Health

The tricky problem of the ‘medium friend’

Medium friends are real friends. You share history (such as the same alma mater), circumstances (an employer) or interests (gross jokes, the royal family, thrift stores or squash). Medium friends make you laugh, bring news, offer insights or expertise. But, unlike best friends, medium friends test the limits of your time, love and energy. There are only so many dinners in a week, so many people you can text incessantly. Medium friends prove the lie in every naive attempt to be all things to all people.

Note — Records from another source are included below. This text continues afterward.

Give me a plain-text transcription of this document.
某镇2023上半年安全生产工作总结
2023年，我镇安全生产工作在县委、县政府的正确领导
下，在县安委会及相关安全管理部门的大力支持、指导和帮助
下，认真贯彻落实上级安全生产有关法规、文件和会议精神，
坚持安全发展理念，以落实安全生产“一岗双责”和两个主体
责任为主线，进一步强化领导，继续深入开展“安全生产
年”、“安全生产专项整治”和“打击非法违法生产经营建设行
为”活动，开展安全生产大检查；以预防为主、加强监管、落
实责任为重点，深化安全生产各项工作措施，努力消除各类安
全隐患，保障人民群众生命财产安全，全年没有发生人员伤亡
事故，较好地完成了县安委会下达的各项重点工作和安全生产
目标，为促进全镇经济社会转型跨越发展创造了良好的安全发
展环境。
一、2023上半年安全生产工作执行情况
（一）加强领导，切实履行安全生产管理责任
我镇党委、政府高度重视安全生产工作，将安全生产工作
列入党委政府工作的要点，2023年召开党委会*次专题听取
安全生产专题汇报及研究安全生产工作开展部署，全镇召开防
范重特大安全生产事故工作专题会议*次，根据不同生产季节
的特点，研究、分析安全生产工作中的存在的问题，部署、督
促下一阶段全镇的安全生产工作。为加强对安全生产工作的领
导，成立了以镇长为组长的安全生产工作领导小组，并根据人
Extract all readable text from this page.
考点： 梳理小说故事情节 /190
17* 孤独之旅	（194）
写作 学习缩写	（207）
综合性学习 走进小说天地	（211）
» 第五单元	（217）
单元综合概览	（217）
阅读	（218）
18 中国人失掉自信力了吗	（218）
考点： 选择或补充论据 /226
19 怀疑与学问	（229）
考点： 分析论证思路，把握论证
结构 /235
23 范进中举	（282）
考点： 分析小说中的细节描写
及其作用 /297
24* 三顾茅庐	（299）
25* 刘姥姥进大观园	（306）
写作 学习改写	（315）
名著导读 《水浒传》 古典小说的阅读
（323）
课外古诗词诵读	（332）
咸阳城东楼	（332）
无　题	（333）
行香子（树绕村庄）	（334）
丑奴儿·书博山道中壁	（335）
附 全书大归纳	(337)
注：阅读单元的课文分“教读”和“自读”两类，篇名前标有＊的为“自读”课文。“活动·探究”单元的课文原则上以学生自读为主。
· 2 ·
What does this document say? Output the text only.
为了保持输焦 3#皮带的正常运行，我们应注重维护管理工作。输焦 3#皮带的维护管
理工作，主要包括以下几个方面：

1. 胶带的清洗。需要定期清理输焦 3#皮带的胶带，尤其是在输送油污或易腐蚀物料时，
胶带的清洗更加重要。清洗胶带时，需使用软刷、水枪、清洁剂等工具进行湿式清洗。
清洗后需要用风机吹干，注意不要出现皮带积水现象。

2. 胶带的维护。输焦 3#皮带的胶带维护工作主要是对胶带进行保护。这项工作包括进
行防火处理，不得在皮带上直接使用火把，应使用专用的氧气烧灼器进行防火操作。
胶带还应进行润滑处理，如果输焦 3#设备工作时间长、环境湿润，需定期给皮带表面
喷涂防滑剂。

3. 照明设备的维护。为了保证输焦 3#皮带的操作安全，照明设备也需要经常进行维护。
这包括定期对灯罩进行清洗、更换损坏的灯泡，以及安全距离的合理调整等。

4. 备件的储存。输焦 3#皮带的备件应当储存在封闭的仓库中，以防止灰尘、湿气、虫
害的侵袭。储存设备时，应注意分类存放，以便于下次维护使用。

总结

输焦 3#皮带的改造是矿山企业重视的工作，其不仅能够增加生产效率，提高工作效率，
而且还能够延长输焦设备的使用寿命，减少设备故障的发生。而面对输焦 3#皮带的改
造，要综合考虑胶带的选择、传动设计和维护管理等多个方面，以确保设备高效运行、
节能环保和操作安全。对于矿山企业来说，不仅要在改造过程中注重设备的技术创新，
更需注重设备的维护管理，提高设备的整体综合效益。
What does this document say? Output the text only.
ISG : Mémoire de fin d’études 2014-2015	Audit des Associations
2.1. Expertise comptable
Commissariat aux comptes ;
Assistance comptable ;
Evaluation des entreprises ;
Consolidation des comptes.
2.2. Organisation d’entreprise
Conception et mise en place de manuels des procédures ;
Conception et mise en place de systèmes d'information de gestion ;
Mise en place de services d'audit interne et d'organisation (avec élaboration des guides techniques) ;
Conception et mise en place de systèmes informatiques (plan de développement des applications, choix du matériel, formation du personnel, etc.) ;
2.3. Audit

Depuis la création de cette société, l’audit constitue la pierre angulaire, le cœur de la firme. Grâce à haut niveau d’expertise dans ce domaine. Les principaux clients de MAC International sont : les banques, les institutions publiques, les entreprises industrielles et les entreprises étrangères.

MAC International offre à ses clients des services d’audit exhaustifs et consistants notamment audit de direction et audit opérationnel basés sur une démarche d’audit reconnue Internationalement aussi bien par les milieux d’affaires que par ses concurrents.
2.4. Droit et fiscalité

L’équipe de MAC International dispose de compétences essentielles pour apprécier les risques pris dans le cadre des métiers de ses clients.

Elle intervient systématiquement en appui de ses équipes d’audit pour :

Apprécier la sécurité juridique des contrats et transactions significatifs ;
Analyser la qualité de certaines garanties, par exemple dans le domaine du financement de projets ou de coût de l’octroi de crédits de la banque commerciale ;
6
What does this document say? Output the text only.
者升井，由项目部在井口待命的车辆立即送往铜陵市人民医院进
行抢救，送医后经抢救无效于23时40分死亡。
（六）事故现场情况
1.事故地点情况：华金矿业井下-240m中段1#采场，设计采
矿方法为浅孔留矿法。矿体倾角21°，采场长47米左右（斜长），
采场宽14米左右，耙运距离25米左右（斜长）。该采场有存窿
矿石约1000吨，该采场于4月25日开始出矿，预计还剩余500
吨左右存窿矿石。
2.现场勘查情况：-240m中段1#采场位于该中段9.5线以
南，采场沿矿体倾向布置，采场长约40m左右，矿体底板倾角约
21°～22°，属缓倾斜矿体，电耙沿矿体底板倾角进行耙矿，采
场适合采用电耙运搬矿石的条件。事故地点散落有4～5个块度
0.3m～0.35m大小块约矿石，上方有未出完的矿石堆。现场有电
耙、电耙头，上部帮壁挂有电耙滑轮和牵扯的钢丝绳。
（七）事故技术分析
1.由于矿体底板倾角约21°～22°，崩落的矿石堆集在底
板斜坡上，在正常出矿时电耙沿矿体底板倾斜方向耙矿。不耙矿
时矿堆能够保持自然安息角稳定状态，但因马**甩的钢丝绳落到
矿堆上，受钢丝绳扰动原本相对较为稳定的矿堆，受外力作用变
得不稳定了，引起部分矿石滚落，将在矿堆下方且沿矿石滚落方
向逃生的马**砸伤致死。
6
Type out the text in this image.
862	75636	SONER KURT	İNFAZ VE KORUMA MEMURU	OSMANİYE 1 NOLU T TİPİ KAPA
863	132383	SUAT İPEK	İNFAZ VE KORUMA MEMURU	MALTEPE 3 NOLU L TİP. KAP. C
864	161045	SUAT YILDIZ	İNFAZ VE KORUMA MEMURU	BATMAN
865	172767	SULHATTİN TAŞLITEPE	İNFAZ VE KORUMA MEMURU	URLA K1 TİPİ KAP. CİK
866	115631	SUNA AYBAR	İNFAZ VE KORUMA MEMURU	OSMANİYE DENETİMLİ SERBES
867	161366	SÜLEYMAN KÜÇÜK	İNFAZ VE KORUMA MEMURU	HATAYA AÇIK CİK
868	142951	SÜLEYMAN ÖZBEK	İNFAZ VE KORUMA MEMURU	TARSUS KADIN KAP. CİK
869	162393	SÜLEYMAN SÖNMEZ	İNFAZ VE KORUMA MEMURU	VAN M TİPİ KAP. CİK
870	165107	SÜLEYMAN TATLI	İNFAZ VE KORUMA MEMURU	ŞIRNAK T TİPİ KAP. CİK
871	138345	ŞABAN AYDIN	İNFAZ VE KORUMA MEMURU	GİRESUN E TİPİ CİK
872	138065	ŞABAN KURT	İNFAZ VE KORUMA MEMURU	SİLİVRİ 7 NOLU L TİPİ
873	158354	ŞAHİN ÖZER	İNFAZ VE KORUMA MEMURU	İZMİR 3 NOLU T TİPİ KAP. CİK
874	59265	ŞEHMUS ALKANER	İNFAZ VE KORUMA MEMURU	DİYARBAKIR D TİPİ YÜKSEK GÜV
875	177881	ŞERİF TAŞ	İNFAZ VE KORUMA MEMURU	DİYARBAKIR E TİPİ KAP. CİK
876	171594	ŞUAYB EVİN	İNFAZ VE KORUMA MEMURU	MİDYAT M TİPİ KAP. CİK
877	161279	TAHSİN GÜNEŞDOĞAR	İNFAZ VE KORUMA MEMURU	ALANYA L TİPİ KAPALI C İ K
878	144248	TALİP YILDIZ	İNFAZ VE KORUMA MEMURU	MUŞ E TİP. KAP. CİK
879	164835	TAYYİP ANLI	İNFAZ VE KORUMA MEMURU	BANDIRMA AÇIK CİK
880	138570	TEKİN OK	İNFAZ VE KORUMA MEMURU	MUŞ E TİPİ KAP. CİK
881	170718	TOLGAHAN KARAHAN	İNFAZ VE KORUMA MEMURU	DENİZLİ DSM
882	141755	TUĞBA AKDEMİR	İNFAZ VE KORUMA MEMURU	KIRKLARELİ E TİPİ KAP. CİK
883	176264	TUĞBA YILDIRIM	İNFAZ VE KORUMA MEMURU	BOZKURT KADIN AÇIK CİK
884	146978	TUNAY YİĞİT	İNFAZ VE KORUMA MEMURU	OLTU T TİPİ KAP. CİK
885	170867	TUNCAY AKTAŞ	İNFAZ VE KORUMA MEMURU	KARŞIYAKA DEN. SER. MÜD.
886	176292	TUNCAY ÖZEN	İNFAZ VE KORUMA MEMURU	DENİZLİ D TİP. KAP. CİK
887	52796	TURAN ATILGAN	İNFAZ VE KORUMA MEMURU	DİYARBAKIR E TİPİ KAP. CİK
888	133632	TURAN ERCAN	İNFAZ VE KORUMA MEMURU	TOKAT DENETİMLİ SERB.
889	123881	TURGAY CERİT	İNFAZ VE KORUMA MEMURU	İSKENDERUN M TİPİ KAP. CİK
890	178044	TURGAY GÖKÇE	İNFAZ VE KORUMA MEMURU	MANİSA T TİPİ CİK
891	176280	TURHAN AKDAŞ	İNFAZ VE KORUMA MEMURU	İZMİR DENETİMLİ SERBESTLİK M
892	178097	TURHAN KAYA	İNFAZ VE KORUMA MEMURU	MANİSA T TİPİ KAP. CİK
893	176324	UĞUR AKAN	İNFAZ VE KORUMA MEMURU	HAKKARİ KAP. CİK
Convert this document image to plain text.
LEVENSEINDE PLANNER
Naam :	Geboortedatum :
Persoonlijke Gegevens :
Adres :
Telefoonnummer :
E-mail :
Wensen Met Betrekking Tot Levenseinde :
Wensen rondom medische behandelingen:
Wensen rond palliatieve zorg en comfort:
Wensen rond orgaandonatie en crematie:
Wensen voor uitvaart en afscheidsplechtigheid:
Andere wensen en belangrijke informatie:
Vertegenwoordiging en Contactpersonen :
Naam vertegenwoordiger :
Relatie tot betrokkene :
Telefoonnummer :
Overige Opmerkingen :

And that’s the problem with psychic friends, the invisible lines you draw around them without ever being explicit — to them or even, possibly, to yourself. Reciprocity is the foundation of all friendship: mutual sharing and caring in a context of trust. The tension in psychic friendships is this absence of clarity, which allows for what Claude Fischer, a sociologist at the University of California, Berkeley, described in an interview as “asymmetric expectation”: you like your psychic friend less (or more) than he or she likes you. With a lover, a partner, or a very close friend, you can negotiate imbalances, talk out wounds or betrayals. But somehow such conversations feel impossible in the psychic realm.

The anxious silences surrounding psychic friendship are familiar to anyone who’s ever lied about the duration of a business trip to postpone a date on their calendar, and to anyone who’s heard “I’ll call you” too many times. The stakes rise in crises or celebrations, when every lack of clarity—and every skew—becomes apparent. In a personal emergency, the inner circle knows they have to act fast, while acquaintances feel safe commiserating from the sidelines. But psychics circle precariously, unsure of their obligations about how, when, or even whether to act.

When a psychic friend falls ill, do you offer to escort her to an MRI, bring her Bolognese sauce, or do you do nothing at all? Where is the line between Bolognese sauce and nothing? Does the psychic friend belong on the deathbed, offering hugs? Or would a phone call suffice? I once found myself paralyzed by the terminal diagnosis of a psychic friend; I loved her, but we had grown apart and I had no idea how to properly help or offer condolences—to my eternal regret.

R. handled his friend in recovery’s request by setting a weekly reminder in his calendar. When the alarm went off, he’d text her to check in, but just as often, he’d ignore it. R. recognized that his discomfort with this psychic friendship might say more about him than it did about her. “I was trying to examine my own sense of self-importance,” he said. “This person thinks I’m important, so I feel obligated.” Was his excessive role in her life a sign of her dependency or a figment of his ego? They hadn’t discussed it, so he didn’t know.